Accents and globalisation part 2
Further musings on the English language sparked off by listening to Bill Bryson's Journeys in English last week. This time I want to talk about written vs spoken English in terms of standard use.
Towards the end of the programme they were discussing possible future directions for English. The rise of literacy was mentioned as having changed things somewhat - rather than passing things on verbally, people can read information. Written English has a standard form, a 'correct' form that we're taught and tested on at school, and it's relatively slow to change. It helps to homogenise the language and stamp out regional forms. The more people read standard English the more it influences the way they formulate their own sentences. The rise of the internet, at first glance, seemed to make that even more likely as international English-speakers read American newspaper websites or the BBC.

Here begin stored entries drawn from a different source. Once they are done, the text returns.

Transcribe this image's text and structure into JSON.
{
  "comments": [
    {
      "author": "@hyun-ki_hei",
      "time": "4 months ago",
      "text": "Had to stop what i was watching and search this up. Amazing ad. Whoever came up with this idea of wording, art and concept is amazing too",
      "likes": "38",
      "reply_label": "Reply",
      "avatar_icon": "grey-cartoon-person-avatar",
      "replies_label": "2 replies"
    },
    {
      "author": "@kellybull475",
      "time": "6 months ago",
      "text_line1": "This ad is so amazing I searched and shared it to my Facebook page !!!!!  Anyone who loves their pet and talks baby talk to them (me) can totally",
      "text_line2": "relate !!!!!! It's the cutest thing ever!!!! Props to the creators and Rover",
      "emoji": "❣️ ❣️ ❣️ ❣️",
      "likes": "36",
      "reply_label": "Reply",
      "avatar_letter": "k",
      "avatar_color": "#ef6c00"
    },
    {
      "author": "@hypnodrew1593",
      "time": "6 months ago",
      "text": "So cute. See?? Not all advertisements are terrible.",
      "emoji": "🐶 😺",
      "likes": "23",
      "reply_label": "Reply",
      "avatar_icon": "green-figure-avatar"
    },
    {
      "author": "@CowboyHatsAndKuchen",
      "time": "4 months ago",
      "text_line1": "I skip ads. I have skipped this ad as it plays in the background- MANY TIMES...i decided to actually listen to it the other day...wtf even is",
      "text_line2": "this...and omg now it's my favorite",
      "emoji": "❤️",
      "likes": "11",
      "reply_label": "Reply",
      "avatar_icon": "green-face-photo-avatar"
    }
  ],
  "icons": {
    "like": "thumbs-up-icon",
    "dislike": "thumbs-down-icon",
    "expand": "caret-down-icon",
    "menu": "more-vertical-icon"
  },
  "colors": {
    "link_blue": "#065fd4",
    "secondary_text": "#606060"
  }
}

However, the more I thought about internet trends (because I know about them, and what the youth are up to. Oh yes) the more I thought about non-standard communication. I might generally write this blog in standard English as I do my usual translation from Yorkshire to proper English in my head, but I'm a lot less formal on sentence structure than I could be and plenty of people write blogs in their own dialects. Then there's the recorded voice. In the same way that TV, films and radio have an influence on people's accents and vocabulary, popular podcasts and vlogs will no doubt influence others, but primarily they allow the presenter's accent to remain in place, maybe introducing their listeners to a new word or phrase here and there.
It remains to be seen how English changes and adapts over the next fifty or a hundred years but if nothing else we'll have plenty of recordings of how people sounded in the early twenty-first century. I might even add to that myself and record a few more stories to add to the ones you can already listen to.